A Global Creative Mindset
Kramm’s approach to building teams reflects this ethos. He values speed, openness, and unexpected voices. He has hired a freestyle rapper for his ability to think on rhythm, a 12-year-old “Chief Kid Officer” for insights on what children actually care about, and freelancers from Croatia, Ethiopia, and New Zealand who sent him ideas at odd hours.
“If a great suggestion comes in, I act on it immediately,” he says. “I don’t care if it comes from a seasoned art director or a teenager experimenting online. Good ideas can come from anywhere.”
This openness has made him a magnet for collaborators worldwide. Writers, designers, and comedians often reach out because they sense in him something rare: a leader who encourages imperfection as the path to originality.
Building Shitshow Creative
In 2023, Kramm channeled these experiences into Shitshow Creative, a purpose-driven agency that began as a parody post and quickly became real. While the agency now serves brands across consumer goods, technology, sports, and nonprofits, it primarily functions as a platform for Kramm’s philosophy.
The name is provocative, but the idea behind it is straightforward. Chaos isn’t something to fear. With the right leadership, it becomes fuel for momentum. Clients come to Shitshow not for polish, but for perspective — the reassurance that mistakes are survivable, and that humor can transform even a corporate crisis into connection.
Late Bloomer, Lasting Impact
Launching an agency at 46 was not what Kramm had planned, but it has become part of his message. He speaks often about the danger of writing off people in midlife. “We’ve glorified youth culture for decades,” he says. “But the wisdom that comes with age is just as valuable. Sometimes starting later means you’re finally ready.”

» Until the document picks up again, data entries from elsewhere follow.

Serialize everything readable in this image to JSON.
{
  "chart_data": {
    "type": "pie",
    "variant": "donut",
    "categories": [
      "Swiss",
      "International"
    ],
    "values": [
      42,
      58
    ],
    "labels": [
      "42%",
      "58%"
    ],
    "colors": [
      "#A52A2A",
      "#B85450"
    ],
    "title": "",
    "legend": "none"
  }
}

He points to Grandma Moses beginning her painting career in her seventies, or Frank Lloyd Wright sketching the Guggenheim spiral at eighty. “The spark never goes away,” Kramm insists. “Sometimes you’re just tired. What you need is to light it again.”
That message resonates with clients who feel drained by the noise of modern marketing. Kramm reminds them that creativity is not about keeping pace with every trend. It is about rediscovering energy, risk-taking, and joy — the elements that make people pay attention in the first place.
A Thought Leader for the Next Era
Kramm’s career is a quiet rebellion against the myth of perfection. He believes the future of creativity belongs to brands and leaders who are willing to act like people: flawed, funny, and real. His success with Shitshow Creative is proof that audiences crave honesty more than polish.
“Brands are terrified of being ignored,” he says. “But the way to stand out is not to look perfect. It’s to show character. That’s what people remember.”
For Kramm, this isn’t just theory. It is a lesson written through decades of campaigns, failures, reinventions, and one viral joke that turned into a company. He has built his career on the conviction that chaos, handled with humor and purpose, is not a weakness. It is the source of everything worth making.